Online privacy reform will come into place
In order to contribute to the review of the ePrivacy Directive, during 2016, the European Commission's Directorate-General for Communication Networks, Content and Technology commissioned a survey to assess the general opinions of EU citizens with regard to online privacy.
The results, which were published at the end of last year, are clear: more than nine over ten respondents declared that it is important that their personal information recorded on their computer, smartphone or tablet can only be accessed with permission, and that confidentiality of e-mails and online instant messaging shall be guaranteed. In addition to the above, in a large majority of European countries, respondents agree that there should be a range of measures available to protect their privacy and that it is unacceptable for companies to monitor online activities.

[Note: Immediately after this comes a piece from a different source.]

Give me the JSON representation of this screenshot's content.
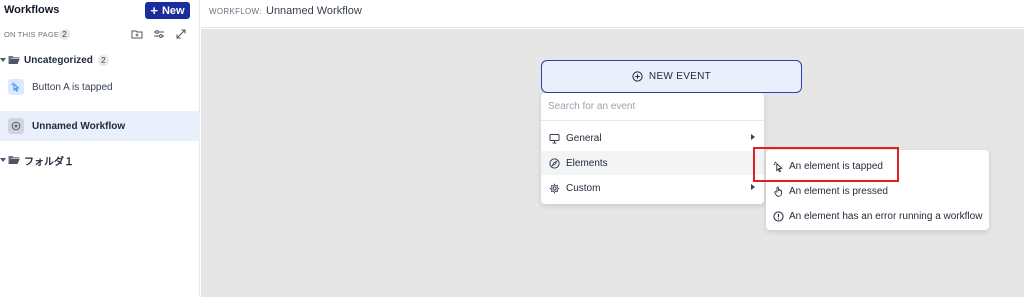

Such position seems to be in line with the principles that inspired the GDPR. So it comes as no surprise that data subjects are becoming every day more aware of their privacy.
The consequence for 2017 is that legislators will have to listen to the necessities of the data subjects, bearing however in mind that a number of companies run their business on data and that the process of such data can, in certain cases, be positive (and not detrimental) for users.
Given such finding it does not come as a surprise that - as our colleagues underlined here - the 2002 ePrivacy Directive might be soon replaced by a new Regulation. A version of such draft document has now been published and it seems to introduce a number of stringent obligations to companies and organization that use metadata, tracking software or other tools to monitor online behavior.
Even though the road ahead seems to be still long, if (or when!) approved the regulation might be another great change in the privacy world.
We are looking forward for an interesting 2017!